Avocats et magistrats ont l’habitude de se croiser dans les prétoires. Dans la rue, c’est plus rare. Surtout revêtus de leur robe professionnelle, rouge pour les magistrats, noire pour les avocats. Ce fut le cas le 15 décembre, dans les rues de Grenoble. Et ils n’étaient pas seuls. Juges et avocats, mais aussi assistants juridiques, greffiers… Une rareté encore : syndicats de magistrats comme organisations d’avocats étaient unanimement représentés dans le cortège.
En somme, Laurent Desgouis, magistrat grenoblois et membre du Syndicat de la magistrature, était fondé à déclarer cette journée « historique ».
Le mouvement était national. Il faisait suite à la tribune publiée le 23 novembre 2021 par le Monde sous la signature de trois mille magistrats, après le suicide d’une magistrate dans le Nord. Appel transformé en pétition qui a recueilli 5200 signatures sur les neuf mille membres de la profession. Cet élan se traduisait dans la rue le 15 décembre, dans tout le pays.
A Grenoble, le cortège est parti du palais de justice en fin de matinée pour rallier la préfecture. Expression de professions à bout, des Codes ont été symboliquement déposés place de Verdun, face à la préfecture.
Les motivations de ce mouvement de fond ? Laurent Desbouis explique. « Il est insupportable de voir la manière dont la justice est rendue aujourd’hui à ceux qui en ont besoin », nous dit-il. Et d’ajouter que « nous ne pouvons plus rendre une justice dégradée, nous ne pouvons plus souffrir au travail et il nous faut les moyens humains qui nous permettent de travailler normalement et de redonner du sens à nos métiers, dans l’intérêt du justiciable ».
Place de Verdun, avocats et magistrats ont témoigné.

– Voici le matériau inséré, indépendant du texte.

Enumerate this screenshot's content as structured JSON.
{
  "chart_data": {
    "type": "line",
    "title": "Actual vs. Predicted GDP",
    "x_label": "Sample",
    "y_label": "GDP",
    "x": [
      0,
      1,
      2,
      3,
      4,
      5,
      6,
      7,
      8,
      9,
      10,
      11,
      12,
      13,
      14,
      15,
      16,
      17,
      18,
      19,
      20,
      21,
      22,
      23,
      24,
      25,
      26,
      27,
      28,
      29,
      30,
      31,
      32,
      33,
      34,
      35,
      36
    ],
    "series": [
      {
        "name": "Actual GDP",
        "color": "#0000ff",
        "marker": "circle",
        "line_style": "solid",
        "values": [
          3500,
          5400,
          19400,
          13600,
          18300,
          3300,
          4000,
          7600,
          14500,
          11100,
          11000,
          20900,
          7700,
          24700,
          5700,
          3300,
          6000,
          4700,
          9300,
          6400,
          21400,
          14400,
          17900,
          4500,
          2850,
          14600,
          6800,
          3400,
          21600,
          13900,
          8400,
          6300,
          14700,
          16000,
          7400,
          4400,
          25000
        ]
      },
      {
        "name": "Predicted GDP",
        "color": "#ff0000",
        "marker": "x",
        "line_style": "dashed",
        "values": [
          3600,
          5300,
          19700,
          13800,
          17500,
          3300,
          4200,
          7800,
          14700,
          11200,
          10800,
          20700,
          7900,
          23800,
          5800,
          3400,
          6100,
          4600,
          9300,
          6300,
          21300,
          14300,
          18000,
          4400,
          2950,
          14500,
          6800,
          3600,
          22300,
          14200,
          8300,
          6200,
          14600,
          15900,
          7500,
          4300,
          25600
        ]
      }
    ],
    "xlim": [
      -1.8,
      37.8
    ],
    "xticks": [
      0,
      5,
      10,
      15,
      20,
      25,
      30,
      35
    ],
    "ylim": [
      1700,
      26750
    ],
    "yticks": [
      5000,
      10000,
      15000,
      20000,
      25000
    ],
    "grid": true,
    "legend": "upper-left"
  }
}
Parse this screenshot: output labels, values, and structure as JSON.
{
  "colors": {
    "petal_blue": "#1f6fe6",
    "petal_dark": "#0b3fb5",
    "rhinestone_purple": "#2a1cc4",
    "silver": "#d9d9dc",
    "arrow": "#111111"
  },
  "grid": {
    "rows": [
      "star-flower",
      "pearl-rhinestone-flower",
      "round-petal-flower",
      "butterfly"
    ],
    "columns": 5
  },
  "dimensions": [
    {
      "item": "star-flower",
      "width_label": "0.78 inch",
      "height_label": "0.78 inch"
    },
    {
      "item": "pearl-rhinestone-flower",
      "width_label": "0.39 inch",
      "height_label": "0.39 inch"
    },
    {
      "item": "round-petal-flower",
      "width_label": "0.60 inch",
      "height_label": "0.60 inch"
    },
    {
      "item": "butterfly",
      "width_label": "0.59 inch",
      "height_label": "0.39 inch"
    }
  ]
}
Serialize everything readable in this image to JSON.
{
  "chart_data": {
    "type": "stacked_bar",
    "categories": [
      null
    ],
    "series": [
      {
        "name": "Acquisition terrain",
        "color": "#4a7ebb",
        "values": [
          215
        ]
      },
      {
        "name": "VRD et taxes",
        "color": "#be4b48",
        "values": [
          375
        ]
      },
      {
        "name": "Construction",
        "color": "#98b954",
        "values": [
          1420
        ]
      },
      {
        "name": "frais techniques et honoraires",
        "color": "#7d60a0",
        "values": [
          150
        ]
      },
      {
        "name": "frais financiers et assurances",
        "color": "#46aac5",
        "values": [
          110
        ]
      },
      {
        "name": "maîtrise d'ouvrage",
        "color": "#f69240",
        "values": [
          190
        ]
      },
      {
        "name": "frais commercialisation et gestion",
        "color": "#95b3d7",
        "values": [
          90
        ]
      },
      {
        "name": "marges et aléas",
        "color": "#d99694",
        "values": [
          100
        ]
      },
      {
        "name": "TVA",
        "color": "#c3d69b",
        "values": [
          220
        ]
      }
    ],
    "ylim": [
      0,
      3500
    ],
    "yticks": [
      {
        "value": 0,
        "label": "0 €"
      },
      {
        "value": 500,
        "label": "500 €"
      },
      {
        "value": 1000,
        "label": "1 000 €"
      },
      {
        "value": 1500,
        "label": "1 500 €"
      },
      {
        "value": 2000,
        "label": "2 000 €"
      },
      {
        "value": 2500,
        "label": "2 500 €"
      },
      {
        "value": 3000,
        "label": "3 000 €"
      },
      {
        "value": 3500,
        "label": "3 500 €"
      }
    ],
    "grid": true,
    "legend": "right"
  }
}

De la difficulté à exercer leur métier lorsque des postes sont supprimés ou non pourvus, de la pression quotidienne résultant d’une conscience professionnelle qui pousse à faire l’impossible sans pouvoir y parvenir, de l’unique imprimante partagée par tout un étage du palais de justice ou de ces bureaux qui prennent l’eau… Et tous à leur tour s’accordaient à qualifier d' »historique » cette journée du 15 décembre, eu égard à l’ampleur de la colère unanimement exprimée.
Le rassemblement s’est achevé par la lecture de l’appel des acteurs de l’institution judiciaire et de celle de la motion de soutien de l’ordre des avocats du barreau de Grenoble.